Figure 6: Asymmetric loop seal cooling (OSU-CE-0008).

Figure 7: Stagnation of a primary loop due to loop seal cooling (OSU-CE-0008).

3. Two-Phase Natural Circulation Stagnation Mechanisms

During a small break loss of coolant accident (SBLOCA) in a PWR, steam generator tube draining will result in a gradual decrease in primary side natural circulation flow until it transitions to a boiling-condensing mode of operation. Figure 8 shows the results of a test conducted at OSU to investigate this phenomenon. The test, OSU-CE-0002, was a stepped reduction in inventory test. In essence, it is a quasisteady SBLOCA. It was conducted at a constant core power of 275 kW and initiated from steady-state single-phase natural circulation conditions. A break valve on the reactor vessel was opened to remove primary fluid in stepped intervals. After a short period, the break valve was closed and the loop was allowed to reach a new quasisteady state flow rate. The cold leg flow rates were measured at each interval. These tests were similar to tests performed at the Semiscale test facility at the Idaho National Engineering Laboratory as shown in Figure 9 [6].

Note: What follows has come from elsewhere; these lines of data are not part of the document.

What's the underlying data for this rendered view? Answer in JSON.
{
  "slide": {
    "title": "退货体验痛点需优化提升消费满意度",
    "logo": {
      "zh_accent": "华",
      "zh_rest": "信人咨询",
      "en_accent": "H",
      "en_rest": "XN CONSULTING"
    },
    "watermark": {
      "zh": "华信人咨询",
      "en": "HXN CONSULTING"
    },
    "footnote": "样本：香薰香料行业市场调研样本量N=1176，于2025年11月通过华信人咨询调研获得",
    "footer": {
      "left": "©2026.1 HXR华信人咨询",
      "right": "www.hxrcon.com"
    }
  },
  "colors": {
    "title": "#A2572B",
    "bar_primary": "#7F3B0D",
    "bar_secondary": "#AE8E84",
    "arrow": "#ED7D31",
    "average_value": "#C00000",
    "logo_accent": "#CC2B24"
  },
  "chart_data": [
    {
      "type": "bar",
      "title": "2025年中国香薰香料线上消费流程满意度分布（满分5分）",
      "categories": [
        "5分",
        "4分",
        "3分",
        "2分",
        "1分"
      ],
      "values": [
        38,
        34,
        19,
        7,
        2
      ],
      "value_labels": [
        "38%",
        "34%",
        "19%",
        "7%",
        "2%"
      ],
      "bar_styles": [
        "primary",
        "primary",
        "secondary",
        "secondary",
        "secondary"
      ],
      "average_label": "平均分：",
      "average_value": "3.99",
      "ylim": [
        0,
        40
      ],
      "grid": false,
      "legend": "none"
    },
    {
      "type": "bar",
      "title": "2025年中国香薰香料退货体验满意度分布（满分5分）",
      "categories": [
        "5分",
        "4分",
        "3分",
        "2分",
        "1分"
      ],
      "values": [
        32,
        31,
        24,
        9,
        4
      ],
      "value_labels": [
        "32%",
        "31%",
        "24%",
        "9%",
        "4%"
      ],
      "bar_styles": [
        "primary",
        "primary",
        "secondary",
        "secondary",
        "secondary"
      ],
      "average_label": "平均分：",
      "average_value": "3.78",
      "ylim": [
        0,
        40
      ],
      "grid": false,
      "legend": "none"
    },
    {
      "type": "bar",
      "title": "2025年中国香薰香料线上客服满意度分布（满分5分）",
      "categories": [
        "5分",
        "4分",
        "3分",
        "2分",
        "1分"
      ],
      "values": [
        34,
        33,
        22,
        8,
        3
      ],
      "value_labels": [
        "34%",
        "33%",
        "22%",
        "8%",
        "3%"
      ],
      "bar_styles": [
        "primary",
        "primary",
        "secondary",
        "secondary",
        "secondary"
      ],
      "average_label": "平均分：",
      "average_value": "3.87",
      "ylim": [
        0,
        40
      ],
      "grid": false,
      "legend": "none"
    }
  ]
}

Figure 8: Cold leg flow rates as a function of primary side inventory during a stepped-inventory reduction test (OSU-CE-0002).

Figure 9: Cold leg flow rates as a function of primary side inventory during a stepped-inventory reduction test (OSU-CE-0002) and semiscale Mod 2A data [6].

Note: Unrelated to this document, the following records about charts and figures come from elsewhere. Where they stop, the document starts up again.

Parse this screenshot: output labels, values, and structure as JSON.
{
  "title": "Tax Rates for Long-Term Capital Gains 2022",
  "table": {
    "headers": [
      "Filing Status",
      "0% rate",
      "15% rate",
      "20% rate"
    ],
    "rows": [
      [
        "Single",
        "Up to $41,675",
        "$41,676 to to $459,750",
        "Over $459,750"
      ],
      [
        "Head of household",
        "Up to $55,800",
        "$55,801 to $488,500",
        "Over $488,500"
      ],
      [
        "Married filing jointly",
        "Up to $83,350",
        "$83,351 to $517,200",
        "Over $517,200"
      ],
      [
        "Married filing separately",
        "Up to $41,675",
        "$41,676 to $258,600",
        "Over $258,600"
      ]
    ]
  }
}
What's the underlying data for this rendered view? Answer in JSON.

As liquid mass is removed from the system, the loop void fraction increases. This resulted in a rise in the loop flow rates above those observed for single-phase natural circulation as shown in Figure 8. At approximately 70% inventory in APEX-CE, the flow reaches a maximum value. This corresponds to the maximum two-phase buoyancy driving head for the test. Eventually, the steam generator tubes begin to drain causing a decrease in flow rate because the distance between the core and steam generator thermal centers has decreased and interruption of flow in the longest tubes.

Figure 10 illustrates the significant difference in draining time for the longest U-tubes at the top of the bundle and the shortest U-tubes at the bottom of the bundle. The long tubes drained much earlier than short tubes. However, some primary loop natural circulation continued until the short tubes drained. These results suggest that to obtain faithful simulations of the steam generator tube draining requires modeling multiple steam generator tubes.

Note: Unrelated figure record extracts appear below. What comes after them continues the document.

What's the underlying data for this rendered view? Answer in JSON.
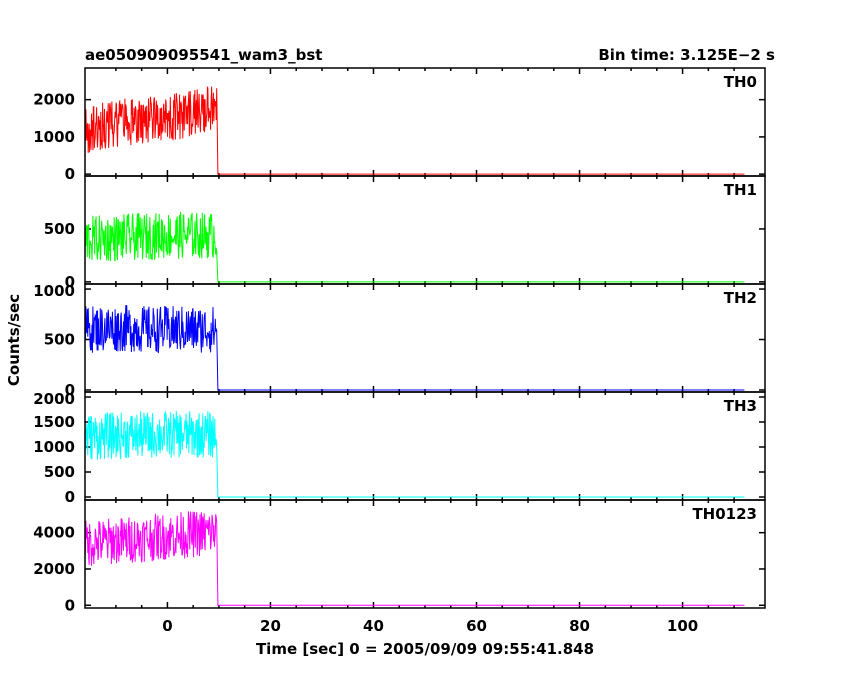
{
  "header": {
    "left_title": "ae050909095541_wam3_bst",
    "right_title": "Bin time: 3.125E−2 s"
  },
  "axes": {
    "xlabel": "Time [sec] 0 = 2005/09/09 09:55:41.848",
    "ylabel": "Counts/sec"
  },
  "chart_data": [
    {
      "type": "line",
      "name": "TH0",
      "color": "#ff0000",
      "xlim": [
        -16,
        116
      ],
      "ylim": [
        -50,
        2850
      ],
      "yticks": [
        0,
        1000,
        2000
      ],
      "yticklabels": [
        "0",
        "1000",
        "2000"
      ],
      "points": [
        [
          -16.0,
          1150
        ],
        [
          -14.0,
          1250
        ],
        [
          -12.0,
          1300
        ],
        [
          -10.0,
          1350
        ],
        [
          -8.0,
          1400
        ],
        [
          -6.0,
          1400
        ],
        [
          -4.0,
          1450
        ],
        [
          -2.0,
          1500
        ],
        [
          0.0,
          1500
        ],
        [
          2.0,
          1550
        ],
        [
          4.0,
          1600
        ],
        [
          6.0,
          1650
        ],
        [
          8.0,
          1700
        ],
        [
          9.6,
          1800
        ],
        [
          9.8,
          0
        ],
        [
          112.0,
          0
        ]
      ]
    },
    {
      "type": "line",
      "name": "TH1",
      "color": "#00ff00",
      "xlim": [
        -16,
        116
      ],
      "ylim": [
        -20,
        1000
      ],
      "yticks": [
        0,
        500
      ],
      "yticklabels": [
        "0",
        "500"
      ],
      "points": [
        [
          -16.0,
          400
        ],
        [
          -12.0,
          410
        ],
        [
          -8.0,
          420
        ],
        [
          -4.0,
          430
        ],
        [
          0.0,
          440
        ],
        [
          4.0,
          440
        ],
        [
          8.0,
          440
        ],
        [
          9.6,
          440
        ],
        [
          9.8,
          0
        ],
        [
          112.0,
          0
        ]
      ]
    },
    {
      "type": "line",
      "name": "TH2",
      "color": "#0000ff",
      "xlim": [
        -16,
        116
      ],
      "ylim": [
        -20,
        1050
      ],
      "yticks": [
        0,
        500,
        1000
      ],
      "yticklabels": [
        "0",
        "500",
        "1000"
      ],
      "points": [
        [
          -16.0,
          600
        ],
        [
          -12.0,
          610
        ],
        [
          -8.0,
          610
        ],
        [
          -4.0,
          600
        ],
        [
          0.0,
          600
        ],
        [
          4.0,
          600
        ],
        [
          8.0,
          600
        ],
        [
          9.6,
          600
        ],
        [
          9.8,
          0
        ],
        [
          112.0,
          0
        ]
      ]
    },
    {
      "type": "line",
      "name": "TH3",
      "color": "#00ffff",
      "xlim": [
        -16,
        116
      ],
      "ylim": [
        -60,
        2100
      ],
      "yticks": [
        0,
        500,
        1000,
        1500,
        2000
      ],
      "yticklabels": [
        "0",
        "500",
        "1000",
        "1500",
        "2000"
      ],
      "points": [
        [
          -16.0,
          1200
        ],
        [
          -12.0,
          1220
        ],
        [
          -8.0,
          1230
        ],
        [
          -4.0,
          1240
        ],
        [
          0.0,
          1250
        ],
        [
          4.0,
          1250
        ],
        [
          8.0,
          1250
        ],
        [
          9.6,
          1250
        ],
        [
          9.8,
          0
        ],
        [
          112.0,
          0
        ]
      ]
    },
    {
      "type": "line",
      "name": "TH0123",
      "color": "#ff00ff",
      "xlim": [
        -16,
        116
      ],
      "ylim": [
        -150,
        5800
      ],
      "yticks": [
        0,
        2000,
        4000
      ],
      "yticklabels": [
        "0",
        "2000",
        "4000"
      ],
      "xticks": [
        0,
        20,
        40,
        60,
        80,
        100
      ],
      "xticklabels": [
        "0",
        "20",
        "40",
        "60",
        "80",
        "100"
      ],
      "points": [
        [
          -16.0,
          3400
        ],
        [
          -12.0,
          3500
        ],
        [
          -8.0,
          3600
        ],
        [
          -4.0,
          3700
        ],
        [
          0.0,
          3800
        ],
        [
          4.0,
          3900
        ],
        [
          8.0,
          4000
        ],
        [
          9.6,
          4100
        ],
        [
          9.8,
          0
        ],
        [
          112.0,
          0
        ]
      ]
    }
  ]
}
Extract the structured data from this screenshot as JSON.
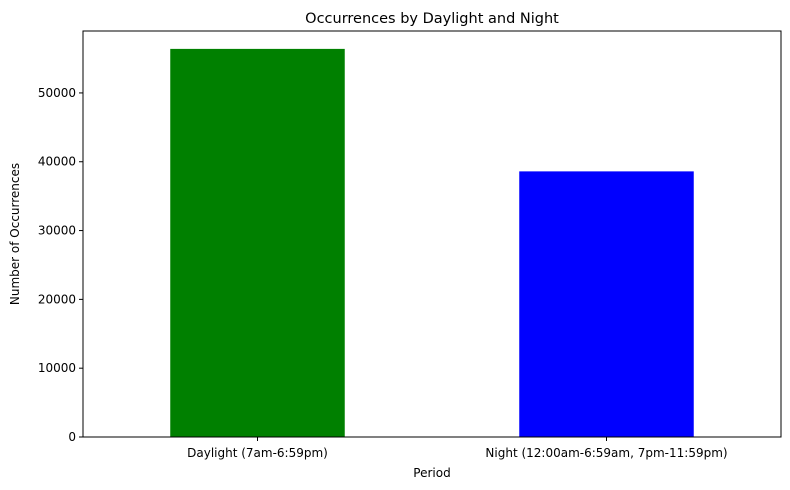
{
  "chart_data": {
    "type": "bar",
    "title": "Occurrences by Daylight and Night",
    "xlabel": "Period",
    "ylabel": "Number of Occurrences",
    "categories": [
      "Daylight (7am-6:59pm)",
      "Night (12:00am-6:59am, 7pm-11:59pm)"
    ],
    "values": [
      56400,
      38600
    ],
    "colors": [
      "#008000",
      "#0000ff"
    ],
    "ylim": [
      0,
      59000
    ],
    "yticks": [
      0,
      10000,
      20000,
      30000,
      40000,
      50000
    ],
    "ytick_labels": [
      "0",
      "10000",
      "20000",
      "30000",
      "40000",
      "50000"
    ],
    "grid": false,
    "legend": "none"
  }
}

Figure 10: Liquid levels in the longest and shortest tubes of steam generator no.2 during SLOCA test (OSU-CE-0008).

4. Conclusions

Experiments in the APEX-CE integral system test facility indicate that natural circulation under single-phase fluid condition can be interrupted as a result of a loss of heat sink during a main steam line break (i.e., reverse steam generator heat transfer), or as the result of the formation of negatively buoyant conditions in the loop seal. Under two-phase natural circulation conditions, loop stagnation arises as a result of steam generator tube voiding. The loop flow transitions from two-phase natural circulation to a boiling-condensing mode of operation. The APEX-CE tests indicate that the long steam generator tubes drain before the short tubes suggesting that computer code models include multiple steam generator tubes. The formation of negatively buoyant conditions in plants with loop seals can also result in asymmetric loop stagnation under two-phase natural circulation flow conditions.

Acknowledgment

This test program was supported by the U.S. Nuclear Regulatory Commission as part of its review of the technical basis for revision of the pressurized thermal shock (PTS) screening criterion in the PTS rule (10 CFR 50.61).